Temukan Surat Suara Rusak, KPU Provinsi Diminta Segera Ada Pergantian

262
Komisioner KPU Kota Cilegon Yang Juga Ketua Pokja Logistik, Ely Jumaeli Menunjukan Surat Suara Yang Rusak. (Foto, BidikBanten)
Komisioner KPU Kota Cilegon Yang Juga Ketua Pokja Logistik, Ely Jumaeli Saat Menunjukan Surat Suara Yang Rusak. (Foto, BidikBanten)

CILEGON, (BidikBanten) – Komisi Pemilihan Umum Kota Cilegon mulai melakukan penyortiran dan pelipatan surat suara untuk Pemilihan Gubernur dan Wakil Gubernur Banten pada 15 Februari mendatang.

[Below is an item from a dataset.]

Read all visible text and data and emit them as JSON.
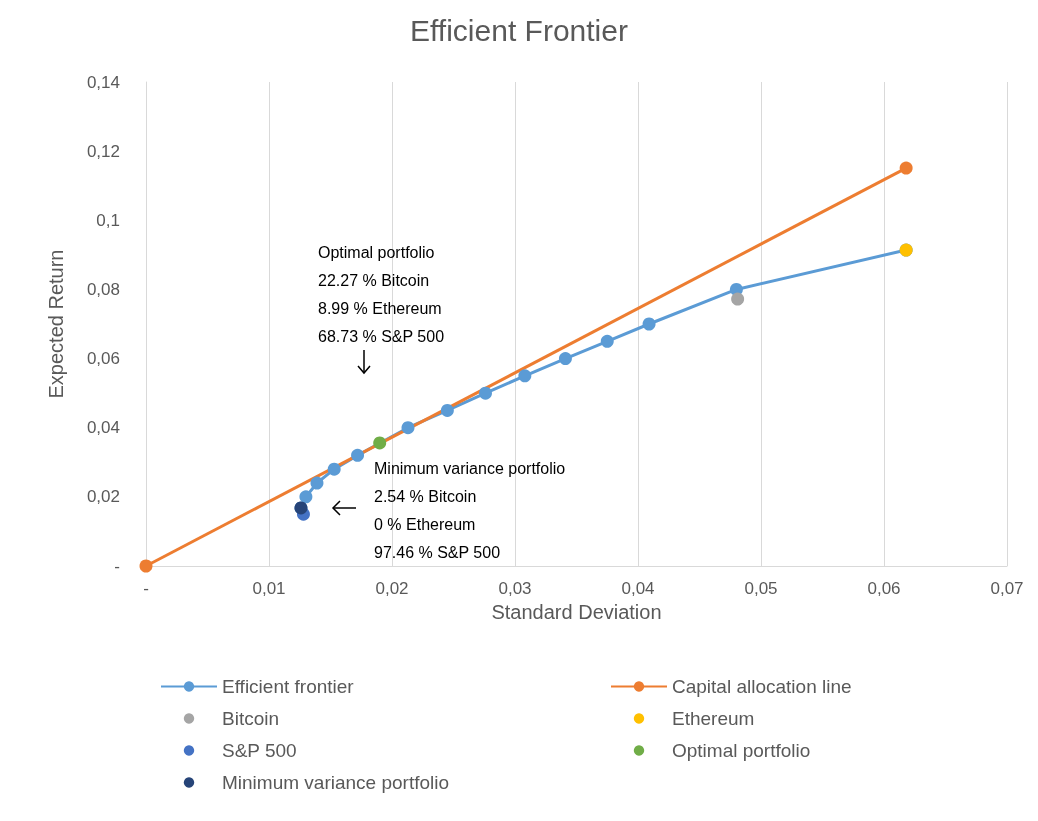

Komisioner KPU Kota Cilegon yang juga sebagai Ketua Pokja Logistik, Ely Jumaeli yang ditemui saat penyotiran dan pelipatan surat suara, Selasa (24/01/2017) mengatakan, penyortiran dan pelipatan surat suara ini dilakukan sebagai persiapan KPU Kota Cilegon dalam menyelenggarakan Pemilihan Gubernur dan Wakil Gubernur Banten. “Penyortiran dan pelipatan surat suara ini kita melibatkan relawan yang terdiri dari warga sekitar dekat dengan kantor KPU serta kalangan mahasiswa dengan jumlah seluruhnya sekitar 71 orang,” katanya.

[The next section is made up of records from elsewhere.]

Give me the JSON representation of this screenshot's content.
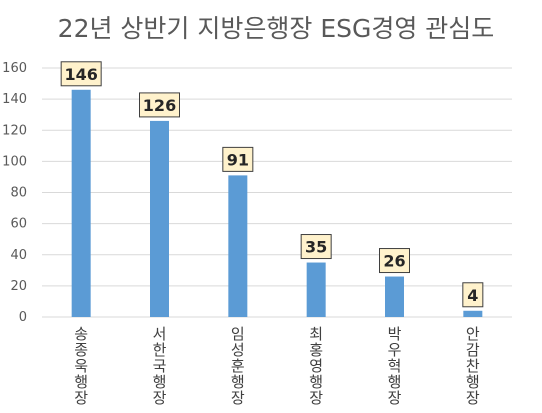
{
  "chart_data": {
    "type": "bar",
    "title": "22년 상반기 지방은행장 ESG경영 관심도",
    "categories": [
      "송종욱 행장",
      "서한국 행장",
      "임성훈 행장",
      "최홍영 행장",
      "박우혁 행장",
      "안감찬 행장"
    ],
    "values": [
      146,
      126,
      91,
      35,
      26,
      4
    ],
    "ylim": [
      0,
      160
    ],
    "yticks": [
      0,
      20,
      40,
      60,
      80,
      100,
      120,
      140,
      160
    ],
    "grid": true,
    "legend": "none",
    "colors": {
      "bar": "#5b9bd5",
      "label_fill": "#fff2cc",
      "label_border": "#3f3f3f",
      "grid": "#d9d9d9"
    }
  }
}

Ely melanjutkan, pihaknya juga meminta kepada relawan sebelum melakukan pelipatan untuk disortir terlebih dahulu untuk mengetahui surat suara yang mengalami kerusakan atau tidak layak untuk digunakan. “Kita temukan surat suara yang mengalami kerusakan seperti surat suara yang sobek, bercak noda atau noda besar, cetakan memudar pada surat suara dan surat suara yang kusut sehingga kita akan melaporkan hal itu ke KPU Provinsi Banten untuk dilakukan penggantian surat suara, namun untuk saat ini belum dapat kita hitung jumlahnya karena masih dalam proses pelipatan” ujarnya.

Sementara itu di Kabupaten Pandeglang, Komisi Pemilihan Umum Kabupaten Pandeglang mencatat, sebanyak 27.927 lembar surat suara pemilihan Gubernur dan Wakil Gubernur Banten untuk Pandeglang ditemukan cacat. Hasil ini diakumulasikan setelah KPU menyelesaikan proses pelipatan dan sortir surat suara pada Selasa pagi.

Komisioner KPU Pokja Logistik, Ade Mulyadi mengatakan, dari puluhan ribu surat suara yang cacat itu, didominasi oleh surat suara yang mengkerut. Dirinya menjelaskan, KPU akan segera membuat berita acara mengenai proses pelipatan yang sudah selesai sekaligus laporan surat suara yang rusak kepada KPU Provinsi Banten. “Ada kriterianya, diantaranya ada kelebihan tinta, burem, dan lainnya lagi yang dinyatakan cacat. Ini kita laporkan dulu ke provinsi dibuatkan berita acaranya, diketahui Panwaslu, juga dari pihak keamanan. Nanti kita minta diganti untuk surat suara yang tidak cacat. Nanti ini yang cacat akan dimusnahkan setelah selesai pengiriman,” ujarnya, Selasa (24/1/2017).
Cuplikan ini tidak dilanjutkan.